Of course, ERP vendors do not have a corner on the compliance market. FileNet, a provider of electronic content management software, recently rolled out its new Compliance Framework. This framework integrates solutions suites, including records management, forms management, content management, and collaboration.

While the new framework was specifically targeted at compliance with Sarbanes-Oxley, FileNet sees broader applications. Says Chris McLaughlin, director of financial services marketing, "This framework incorporates capabilities to deal with Sarbanes-Oxley, but it also has the flexibility to incorporate new legislative requirements coming down the pipe. We can monitor material events across the enterprise and, with our built-in connectivity capabilities, kick off a controlled response within the organization."

Industrial automation software vendor Citect comes at the compliance challenge from a 30-year history in supervisory control solutions. While vendors at this level must help manufacturers comply with FDA regulations—including Part 11 requirements governing the use of electronic signatures—plant information management applications have a more pervasive tie to compliance, says John Cavalenes, a Citect applications specialist.

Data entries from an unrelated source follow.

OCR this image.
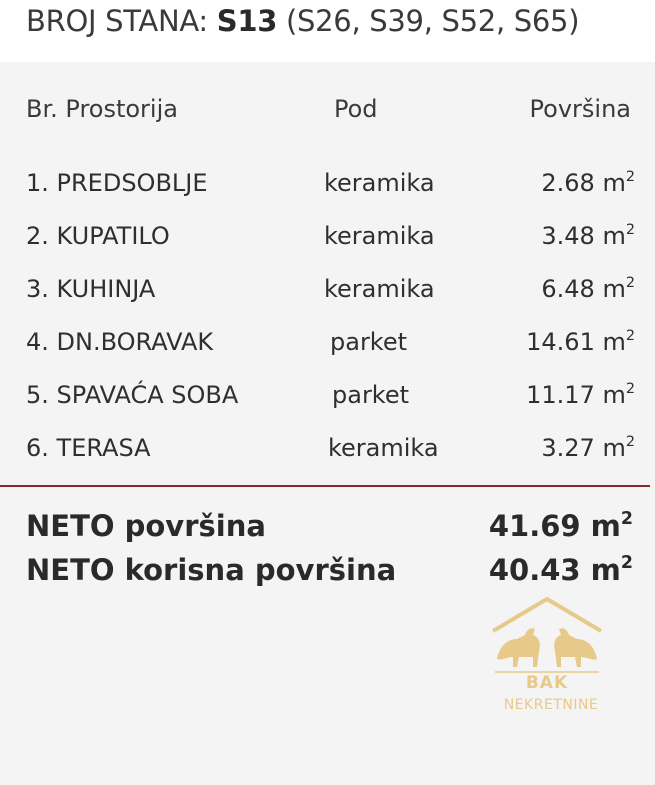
BROJ STANA: S13 (S26, S39, S52, S65)
Br. Prostorija	Pod	Površina
1. PREDSOBLJE	keramika	2.68 $m^2$
2. KUPATILO	keramika	3.48 $m^2$
3. KUHINJA	keramika	6.48 $m^2$
4. DN.BORAVAK	parket	14.61 $m^2$
5. SPAVAĆA SOBA	parket	11.17 $m^2$
6. TERASA	keramika	3.27 $m^2$
NETO površina	41.69 $m^2$
NETO korisna površina	40.43 $m^2$
BAK
NEKRETNINE
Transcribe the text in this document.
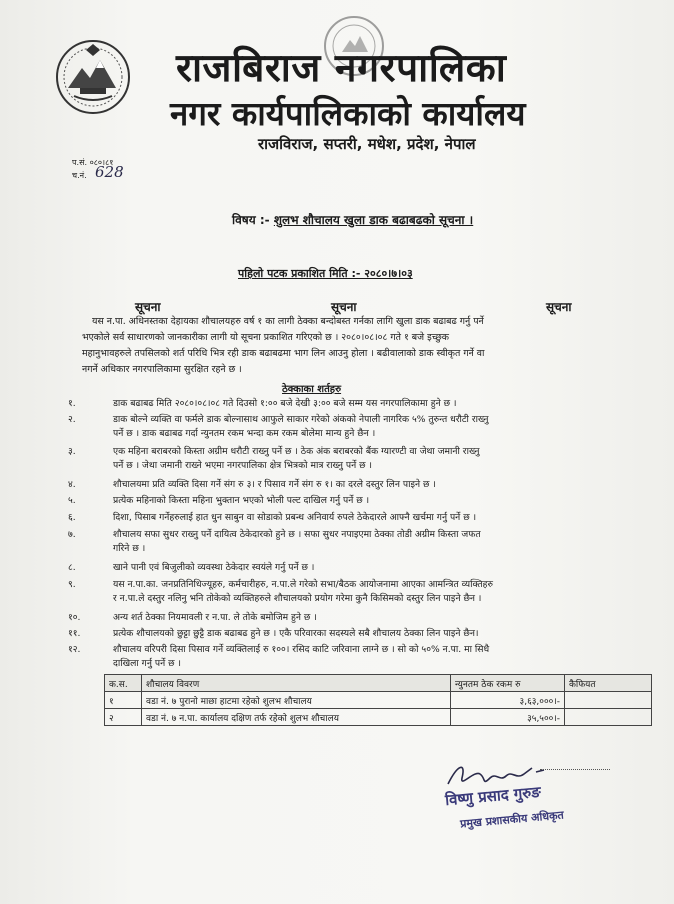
राजबिराज नगरपालिका
नगर कार्यपालिकाको कार्यालय
राजविराज, सप्तरी, मधेश, प्रदेश, नेपाल
प.सं. ०८०।८१
च.नं. 628
विषय :- शुलभ शौचालय खुला डाक बढाबढको सूचना ।
पहिलो पटक प्रकाशित मिति :- २०८०।७।०३
सूचना	सूचना	सूचना
यस न.पा. अधिनस्तका देहायका शौचालयहरु वर्ष १ का लागी ठेक्का बन्दोबस्त गर्नका लागि खुला डाक बढाबढ गर्नु पर्ने
भएकोले सर्व साधारणको जानकारीका लागी यो सूचना प्रकाशित गरिएको छ । २०८०।०८।०८ गते १ बजे इच्छुक
महानुभावहरुले तपसिलको शर्त परिधि भित्र रही डाक बढाबढमा भाग लिन आउनु होला । बढीवालाको डाक स्वीकृत गर्ने वा
नगर्ने अधिकार नगरपालिकामा सुरक्षित रहने छ ।
ठेक्काका शर्तहरु
१.	डाक बढाबढ मिति २०८०।०८।०८ गते दिउसो १:०० बजे देखी ३:०० बजे सम्म यस नगरपालिकामा हुने छ ।
२.	डाक बोल्ने व्यक्ति वा फर्मले डाक बोल्नासाथ आफुले साकार गरेको अंकको नेपाली नागरिक ५% तुरुन्त धरौटी राख्नु
पर्ने छ । डाक बढाबढ गर्दा न्युनतम रकम भन्दा कम रकम बोलेमा मान्य हुने छैन ।
३.	एक महिना बराबरको किस्ता अग्रीम धरौटी राख्नु पर्ने छ । ठेक अंक बराबरको बैंक ग्यारण्टी वा जेथा जमानी राख्नु
पर्ने छ । जेथा जमानी राख्ने भएमा नगरपालिका क्षेत्र भित्रको मात्र राख्नु पर्ने छ ।
४.	शौचालयमा प्रति व्यक्ति दिसा गर्ने संग रु ३। र पिसाव गर्ने संग रु १। का दरले दस्तुर लिन पाइने छ ।
५.	प्रत्येक महिनाको किस्ता महिना भुक्तान भएको भोली पल्ट दाखिल गर्नु पर्ने छ ।
६.	दिशा, पिसाब गर्नेहरुलाई हात धुन साबुन वा सोडाको प्रबन्ध अनिवार्य रुपले ठेकेदारले आफ्नै खर्चमा गर्नु पर्ने छ ।
७.	शौचालय सफा सुधर राख्नु पर्ने दायित्व ठेकेदारको हुने छ । सफा सुधर नपाइएमा ठेक्का तोडी अग्रीम किस्ता जफत
गरिने छ ।
८.	खाने पानी एवं बिजुलीको व्यवस्था ठेकेदार स्वयंले गर्नु पर्ने छ ।
९.	यस न.पा.का. जनप्रतिनिधिज्यूहरु, कर्मचारीहरु, न.पा.ले गरेको सभा/बैठक आयोजनामा आएका आमन्त्रित व्यक्तिहरु
र न.पा.ले दस्तुर नलिनु भनि तोकेको व्यक्तिहरुले शौचालयको प्रयोग गरेमा कुनै किसिमको दस्तुर लिन पाइने छैन ।
१०.	अन्य शर्त ठेक्का नियमावली र न.पा. ले तोके बमोजिम हुने छ ।
११.	प्रत्येक शौचालयको छुट्टा छुट्टै डाक बढाबढ हुने छ । एकै परिवारका सदस्यले सबै शौचालय ठेक्का लिन पाइने छैन।
१२.	शौचालय वरिपरी दिसा पिसाव गर्ने व्यक्तिलाई रु १००। रसिद काटि जरिवाना लाग्ने छ । सो को ५०% न.पा. मा सिधै
दाखिला गर्नु पर्ने छ ।
क.स.	शौचालय विवरण	न्युनतम ठेक रकम रु	कैफियत
१	वडा नं. ७ पुरानो माछा हाटमा रहेको शुलभ शौचालय	३,६३,०००।-	
२	वडा नं. ७ न.पा. कार्यालय दक्षिण तर्फ रहेको शुलभ शौचालय	३५,५००।-	
विष्णु प्रसाद गुरुङ
प्रमुख प्रशासकीय अधिकृत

"The landscape has changed," says Cavalenes. "Pretty much all manufacturers now have to comply with customer requirements, from a quality and delivery standpoint. Validation of that is, in many ways, as strict as is FDA compliance in the pharmaceutical industry. This is forcing manufacturers to implement a whole new level of systems on the floor to detect and analyze problems. If you can't do that, you won't be in compliance and you won't be profitable."

The compliance tools offered by Citect are embedded across the suite of track-and-trace, maintenance, and industrial information management modules. "This gives manufacturers the tools to meet existing and emerging requirements," Cavalenes says. The same set of industrial information management software, he adds, can help an automotive supplier meet quality requirements imposed by an OEM, or help a meat processing company adhere to disease-prevention regulations coming out of Europe.